Aquí un par de ejemplos de lo que hace Thirlwell:
«Creo que tendemos a exagerar la idea de que las cosas son reales». (pág. 25)
«Al fin y al cabo, si uno está destinado a la grandeza, resulta preocupante que esta haya pasado de largo». (pág. 45)
«No suele reconocerse el hecho de que mentir requiere un auténtico talento empresarial. El problema de mentir es que, mientras uno lo hace, no debe pensar en la verdad para así poder creerse completamente la mentira que está contando, pero ¿en qué otra cosa va a pensar uno cuando está mintiendo salvo en el hecho de que lo está haciendo? No hay otra cosa en la que pensar. Es algo que termina imponiéndose por completo, de tal modo que, cuando uno dice la primera mentira, lo hace pensando en aquello que oculta, y cuando está diciendo la segunda, esa primera ocultación todavía está presente, pero ahora acompañada por su gemela, la segunda ocultación». (pág. 65)
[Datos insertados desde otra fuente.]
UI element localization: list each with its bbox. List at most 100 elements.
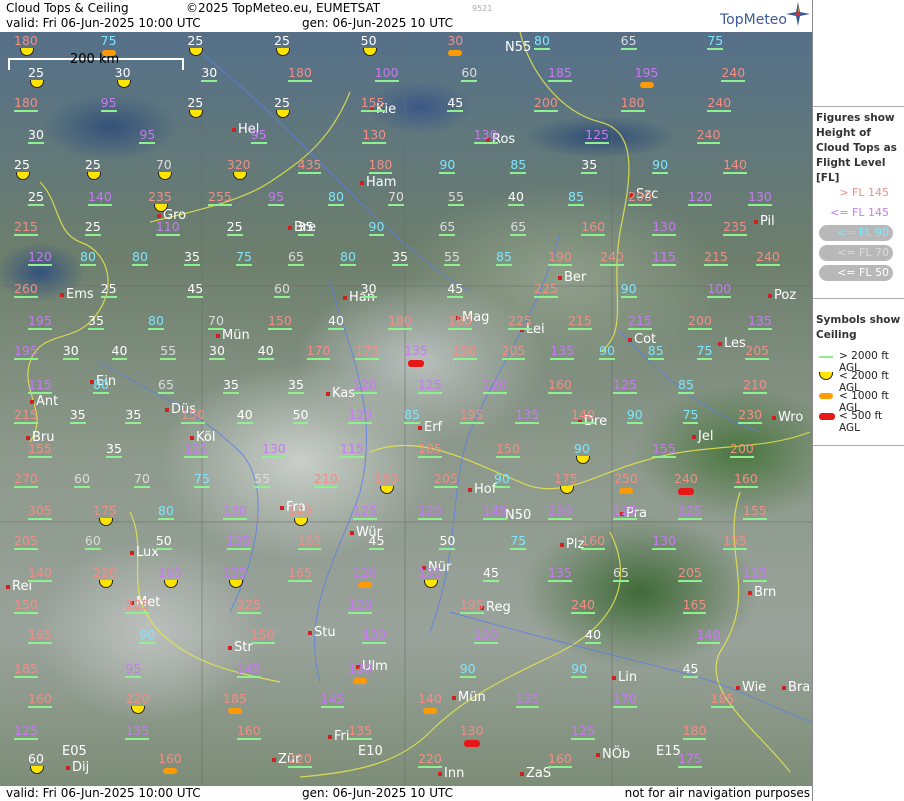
ceiling-above-2000-icon	[262, 456, 286, 458]
city-marker-icon	[272, 757, 276, 762]
city-label: Lin	[612, 670, 637, 685]
ceiling-above-2000-icon	[14, 358, 38, 360]
city-label: Poz	[768, 288, 796, 303]
ceiling-above-2000-icon	[738, 422, 763, 424]
cloud-top-value: 80	[328, 190, 344, 206]
fl-number: 150	[181, 407, 205, 422]
ceiling-above-2000-icon	[585, 142, 609, 144]
fl-number: 170	[306, 343, 331, 358]
fl-number: 120	[483, 377, 507, 392]
fl-number: 120	[688, 189, 712, 204]
city-marker-icon	[288, 225, 292, 230]
ceiling-above-2000-icon	[745, 358, 770, 360]
ceiling-above-2000-icon	[483, 392, 507, 394]
cloud-top-value: 130	[652, 534, 677, 550]
ceiling-above-2000-icon	[125, 676, 142, 678]
city-marker-icon	[628, 337, 632, 342]
city-label: Inn	[438, 766, 464, 781]
city-name: Jel	[698, 429, 714, 444]
cloud-top-value: 215	[568, 314, 592, 330]
city-marker-icon	[736, 685, 740, 690]
fl-number: 205	[678, 565, 702, 580]
fl-number: 135	[748, 313, 772, 328]
fl-number: 165	[28, 627, 52, 642]
fl-number: 240	[756, 249, 780, 264]
satellite-map[interactable]: 200 km Hel Kie Ros Ham Szc Gro Bre Pil Ber Poz Ems…	[0, 32, 812, 786]
cloud-top-value: 195	[635, 66, 659, 88]
fl-number: 190	[548, 249, 572, 264]
fl-number: 50	[292, 407, 309, 422]
city-name: Ant	[36, 394, 59, 409]
ceiling-above-2000-icon	[392, 264, 408, 266]
ceiling-below-1000-icon	[639, 82, 654, 88]
ceiling-above-2000-icon	[439, 234, 456, 236]
fl-number: 35	[581, 157, 598, 172]
fl-number: 225	[125, 597, 150, 612]
level-legend-text: <= FL 50	[837, 266, 889, 279]
city-name: E05	[62, 744, 87, 759]
ceiling-above-2000-icon	[14, 676, 38, 678]
ceiling-above-2000-icon	[723, 548, 747, 550]
fl-number: 130	[459, 723, 484, 738]
cloud-top-value: 130	[223, 504, 247, 520]
cloud-top-value: 190	[548, 249, 572, 266]
city-name: N55	[505, 40, 532, 55]
ceiling-above-2000-icon	[340, 456, 364, 458]
fl-number: 125	[571, 723, 595, 738]
city-label: Hof	[468, 482, 496, 497]
ceiling-above-2000-icon	[93, 392, 109, 394]
fl-number: 35	[106, 441, 122, 456]
cloud-top-value: 230	[738, 408, 763, 424]
cloud-top-value: 175	[678, 751, 702, 768]
fl-number: 35	[69, 407, 86, 422]
city-marker-icon	[228, 645, 232, 650]
cloud-top-value: 35	[125, 408, 142, 424]
ceiling-above-2000-icon	[613, 392, 637, 394]
cloud-top-value: 320	[226, 157, 251, 180]
ceiling-above-2000-icon	[139, 142, 156, 144]
fl-number: 135	[125, 723, 150, 738]
city-name: Wro	[778, 410, 804, 425]
cloud-top-value: 155	[360, 95, 385, 112]
ceiling-above-2000-icon	[483, 518, 507, 520]
ceiling-above-2000-icon	[444, 264, 460, 266]
fl-number: 205	[501, 343, 526, 358]
cloud-top-value: 155	[223, 566, 247, 588]
ceiling-above-2000-icon	[515, 706, 540, 708]
fl-number: 75	[100, 33, 117, 48]
cloud-top-value: 240	[674, 472, 698, 495]
fl-number: 120	[353, 565, 377, 580]
fl-number: 25	[28, 189, 44, 204]
city-label: Ems	[60, 287, 94, 302]
ceiling-above-2000-icon	[28, 642, 52, 644]
fl-number: 215	[704, 249, 728, 264]
cloud-top-value: 140	[28, 566, 52, 582]
cloud-top-value: 55	[254, 472, 270, 488]
fl-number: 45	[483, 565, 499, 580]
fl-number: 180	[448, 313, 472, 328]
city-label: Brn	[748, 585, 776, 600]
ceiling-above-2000-icon	[14, 738, 38, 740]
ceiling-above-2000-icon	[628, 328, 652, 330]
fl-number: 155	[360, 95, 385, 110]
ceiling-above-2000-icon	[418, 392, 442, 394]
cloud-top-value: 25	[226, 220, 243, 236]
copyright: ©2025 TopMeteo.eu, EUMETSAT	[186, 1, 381, 15]
ceiling-above-2000-icon	[652, 172, 669, 174]
fl-number: 175	[678, 751, 702, 766]
fl-number: 320	[226, 157, 251, 172]
levels-legend-title: Figures show Height of Cloud Tops as Fli…	[816, 112, 897, 184]
cloud-top-value: 60	[274, 282, 290, 298]
fl-number: 130	[473, 127, 498, 142]
city-marker-icon	[452, 695, 456, 700]
cloud-top-value: 85	[647, 344, 664, 360]
fl-number: 110	[155, 219, 180, 234]
fl-number: 115	[28, 377, 52, 392]
legend-panel: Figures show Height of Cloud Tops as Fli…	[812, 0, 904, 801]
ceiling-below-1000-icon	[162, 768, 177, 774]
cloud-top-value: 85	[510, 158, 527, 174]
cloud-top-value: 165	[28, 627, 52, 644]
city-marker-icon	[190, 435, 194, 440]
cloud-top-value: 85	[496, 250, 512, 266]
cloud-top-value: 150	[250, 628, 275, 644]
«Le di una propina que posiblemente era el doble del precio del servicio. Y eso que a mí las propinas nunca me han gustado ya que en el fondo no dejan de ser una forma de decir que el sistema social ha fracasado y que el precio indicado no equivale al servicio ofrecido. Y por supuesto, señoritas, el sistema ha fracasado, de eso no tenemos duda alguna, pero entonces la propina se convierte en el modo mediante el cual ha de realizarse una restitución». (pág. 176)
Estridente y dulce es entretenido. Me dejó asombrado y feliz por la experiencia de la lectura. Y la felicidad uno siempre la quiere para al menos tres cosas: vivirla, compartirla y contagiarla. Escribo este texto por las últimas dos, porque la primera ya ocurrió.